Mais, surtout, la cellule familiale déjà compliquée s’accroît ici d’un quatrième personnage : Koichi. Sauf erreur, ce personnage ne figure pas dans le roman, mais il rappelle à plus d’un titre le personnage (absent du film) de Paul, qui n'est pas lié à Subuyan autrement que par la profession. Le point commun, c’est qu’ils « trahissent » en définitive Subuyan – dans le roman, Paul, associé au félon Banteki, décide de « se séparer » de Subuyan, pour se mettre à son compte ; il le vole au passage, et lui complique la vie de bien des manières. Dans le film, Koichi… est le fils de Haru. Et il ne cesse de ponctionner sa coiffeuse de mère comme son escroc de beau-père, en venant progressivement au vol pur et simple, tout en obtenant de Haru mourante un héritage conséquent, ce qui ne sera pas sans impact sur Subuyan. Mais le comportement de Koichi, au-delà, est… troublant. Je ne sais pas s’il s’agit d’amae, c’est bien possible, mais la relation très charnelle entre la mère dévouée et le fils geignard et puéril évoque plus qu’à son tour un inceste au moins potentiel, ou fantasmatique. Subuyan, s’il ne le dit jamais, est visiblement gêné à cet égard.

 

Et peut-être les ultimes partouzes organisées par le pornographe, sans qu’il y participe lui-même, entrent-elles alors en résonance avec ces scènes du début du film, où toute la famille peut se retrouver à coucher dans la même pièce, chose sans doute banale à l’origine, mais que le comportement des quatre personnages épice d’un peu de vice ? Entre-temps, nous avons aussi l’occasion de voir Keiko inviter copines et copains, en nombre, à dormir dans la même pièce – dormir ?

 

Et Imamura a une dernière évocation incestueuse à nous livrer, à la toute fin du film, alors que Subuyan fou s’entretient avec le dévoué Kabo – le jeune homme que le corps des femmes répugne. Il lâche tout de go qu’il a « presque » une copine, finalement ! Oui : sa mère – ils s’entendent bien… Mais non, ils n’ont pas baisé. « Alors rien n’a changé », lui rétorque son sensei.

LE RIRE…

 

À l’évidence, le roman de Nosaka comme le film d’Imamura relèvent au premier chef de la comédie ; leur propos ne manque certes pas de fond, mais il s’agit d’abord de rire, et ensuite de voir ce que l’on peut faire de tout ça. C’est un rire scabreux, bien sûr – vulgaire, aussi, sans doute (les deux auteurs s'en accommodent très bien) ; parfois un peu puéril ? Grinçant.
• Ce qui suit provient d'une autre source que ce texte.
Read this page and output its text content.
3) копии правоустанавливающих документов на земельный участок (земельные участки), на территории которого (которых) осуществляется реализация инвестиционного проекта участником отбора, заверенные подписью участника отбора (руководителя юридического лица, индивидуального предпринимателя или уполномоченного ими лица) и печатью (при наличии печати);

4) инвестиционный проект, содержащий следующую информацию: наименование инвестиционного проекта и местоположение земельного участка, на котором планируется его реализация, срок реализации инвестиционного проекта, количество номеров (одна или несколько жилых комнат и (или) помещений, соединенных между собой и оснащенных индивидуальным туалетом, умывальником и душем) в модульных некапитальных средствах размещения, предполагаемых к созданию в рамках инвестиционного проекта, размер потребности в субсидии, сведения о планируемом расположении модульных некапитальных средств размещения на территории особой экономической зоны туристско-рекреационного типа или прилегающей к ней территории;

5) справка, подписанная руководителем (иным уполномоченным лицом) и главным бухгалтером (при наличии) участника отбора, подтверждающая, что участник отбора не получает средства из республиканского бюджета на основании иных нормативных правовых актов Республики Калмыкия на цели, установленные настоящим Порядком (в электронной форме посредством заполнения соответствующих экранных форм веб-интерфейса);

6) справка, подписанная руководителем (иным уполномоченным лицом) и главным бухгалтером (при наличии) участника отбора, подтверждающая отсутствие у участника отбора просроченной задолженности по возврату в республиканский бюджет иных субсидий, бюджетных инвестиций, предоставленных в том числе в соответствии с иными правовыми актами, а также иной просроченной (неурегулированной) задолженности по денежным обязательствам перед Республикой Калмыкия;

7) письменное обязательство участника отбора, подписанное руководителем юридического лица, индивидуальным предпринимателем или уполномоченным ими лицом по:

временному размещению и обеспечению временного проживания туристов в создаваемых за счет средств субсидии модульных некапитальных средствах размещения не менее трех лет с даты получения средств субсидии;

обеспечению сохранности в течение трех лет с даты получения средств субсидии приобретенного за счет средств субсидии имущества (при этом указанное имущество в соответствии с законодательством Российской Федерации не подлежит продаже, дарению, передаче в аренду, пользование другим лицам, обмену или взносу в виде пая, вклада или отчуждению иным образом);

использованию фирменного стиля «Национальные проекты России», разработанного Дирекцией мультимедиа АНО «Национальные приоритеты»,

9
Mais pas forcément méchant, par contre – on a pu évoquer une certaine tendresse de Nosaka, notamment, pour ses personnages… Jubilatoire, en fait, avec quelque chose d'anarchiste qui s'avère particulièrement savoureux.

 

Le fait est que les deux œuvres sont très drôles. Elles l’étaient à l’époque, et le demeurent aujourd’hui. Même si, pour le coup, le traducteur Jacques Lalloz a fait le choix d’un parler très argotique pour rendre la gouaille des pornographes – ce qui, parfois, fait un peu bizarre, même si cette approche était globalement légitime. Reste que la plume est belle, au milieu des blagues…

 

Notons, tant qu'on y est, que le ton employé n'a rien de pornographique : il y a certes quantité de scènes de sexe et plus encore où le sexe est évoqué, mais, si le langage est coloré, il n'a rien d'ordurier, et si les situations sont en tant que telles explicites, le texte n'y insiste pas pour autant ; le film d'Imamura de même, qui ne choquera pas par ses images.

 

Parce que ce n'est pas le propos ? Ce que l'on constate, très vite, c'est que, oui, certaines scènes sont à mourir de rire. Dans le tout début du roman, je relève par exemple cette séquence absolument folle où Subuyan, diffusant un film hélas muet à une distinguée clientèle, fait appel à un benshi, un de ces artistes du cinéma d’antan qui racontaient l’histoire du film pour un public pas toujours en mesure de lire les intertitres, et qui, parfois, brodaient bien au-delà, voire racontaient tout autre chose. Mais faire le benshi pour un film porno… C’est à se pisser dessus (et ça m’a tout naturellement fait penser à Pierre Desproges doublant un film porno en langage des signes).

 

C’est un comique scabreux, oui – et qui joue beaucoup sur les situations et les contrastes. L’humour de Nosaka, sans que ce soit très surprenant d’ailleurs, peut en fait s’avérer très noir, et même parfaitement horrible. Voyez ce souvenir de Subuyan – un double de l’auteur à ce stade (pp. 15-16) :

 

Le lendemain, en fouillant dans les décombres brûlants qui menaçaient à tout instant de s’enflammer de nouveau, les hommes de la défense passive mirent au jour le corps de sa mère ; de toutes les courtepointes avec lesquelles il l’avait enveloppée, en nombre qu’il ne se rappelait plus, les deux dernières ne montraient aucune trace de cramé, de dessous lesquelles apparut enfin sa mère : tout son corps avait revêtu une teinte roux clair, chose étrange, ses cheveux conservaient leur soyeux, et rien sur son visage ne révélait qu’elle eût souffert.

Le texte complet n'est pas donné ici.